Despite their radial symmetry, they move using bilaterally symmetrical locomotion. Since they lack a locomotor anterior, they achieve this type of locomotion by employing two techniques: rowing and reverse rowing. The most common technique is the rowing technique, in which the center limb is in the front, towards the direction of movement, with the other limbs helping to move in the direction of the center limb. In reverse rowing, the center limb drags in the back, the opposite direction of movement, as the other limbs propel away from the center limb. In both techniques, the designated right and left forelimbs are highly synchronized while the hind limbs present greater variability. When changing directions, the disc does not rotate. Depending on the new direction, they designate the appropriate limb as the center limb and designate new identities to the other limbs corresponding to their position to the central limb. Rowing or reverse rowing is then utilized to move according to the new center limb.

== Diet ==
Amphiodia occidentalis are facultative detritivores, mainly eating detritus on the seafloor but can feed in other ways.
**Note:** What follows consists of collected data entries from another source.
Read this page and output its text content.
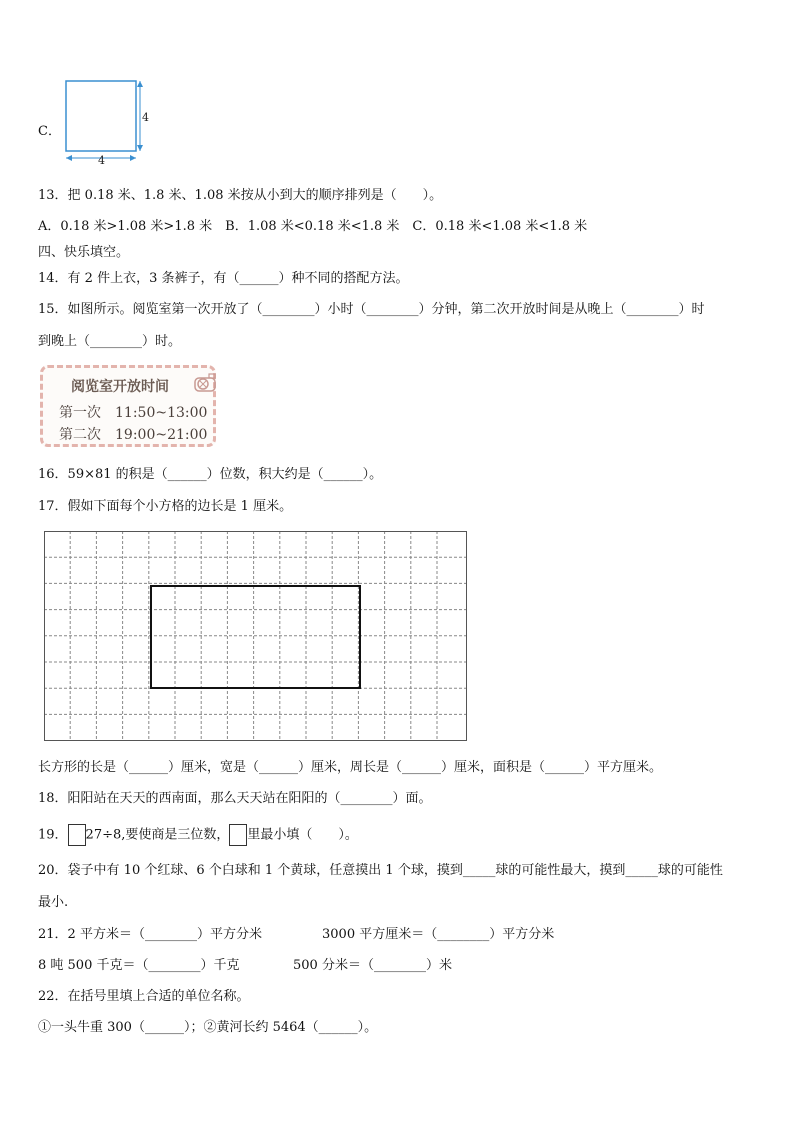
C．
4
4
13．把 0.18 米、1.8 米、1.08 米按从小到大的顺序排列是（　　）。
A．0.18 米>1.08 米>1.8 米　B．1.08 米<0.18 米<1.8 米　C．0.18 米<1.08 米<1.8 米
四、快乐填空。
14．有 2 件上衣，3 条裤子，有（______）种不同的搭配方法。
15．如图所示。阅览室第一次开放了（________）小时（________）分钟，第二次开放时间是从晚上（________）时
到晚上（________）时。
阅览室开放时间
第一次　11:50~13:00
第二次　19:00~21:00
16．59×81 的积是（______）位数，积大约是（______）。
17．假如下面每个小方格的边长是 1 厘米。
长方形的长是（______）厘米，宽是（______）厘米，周长是（______）厘米，面积是（______）平方厘米。
18．阳阳站在天天的西南面，那么天天站在阳阳的（________）面。
19． 27÷8,要使商是三位数， 里最小填（　　）。
20．袋子中有 10 个红球、6 个白球和 1 个黄球，任意摸出 1 个球，摸到_____球的可能性最大，摸到_____球的可能性
最小.
21．2 平方米＝（________）平方分米	3000 平方厘米＝（________）平方分米
8 吨 500 千克＝（________）千克	500 分米＝（________）米
22．在括号里填上合适的单位名称。
①一头牛重 300（______）；②黄河长约 5464（______）。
By using their tube feet to catch food particles, they also engage in suspension feeding.

== Reproduction ==
Amphiodia occidentalis has separate sexes and are broadcast spawners, releasing their eggs and sperm into the water column where fertilization and larval development occurs as plankton Their breeding cycles are periodic with higher rates of spawning activity in the winter and spring.

== Life stages ==
Fertilized eggs of Amphiodia occidentalis are spherical, negatively buoyant, and surrounded by a thick hyaline layer and a fertilization envelope. The larvae exhibit bilateral symmetry but lack other characteristic structures of ophiopluteus larva (such as cilia, larval arms, paired larval spicules) setting them apart from other brittle stars. When they hatch out of the fertilization envelope as juveniles, they exhibit pentamerous radial symmetry. They also remain immotile for five days as they lack cilia and developed podia. At day eight after fertilization, they can use their podia for movement. They continue to grow and develop until they reach the adult stage.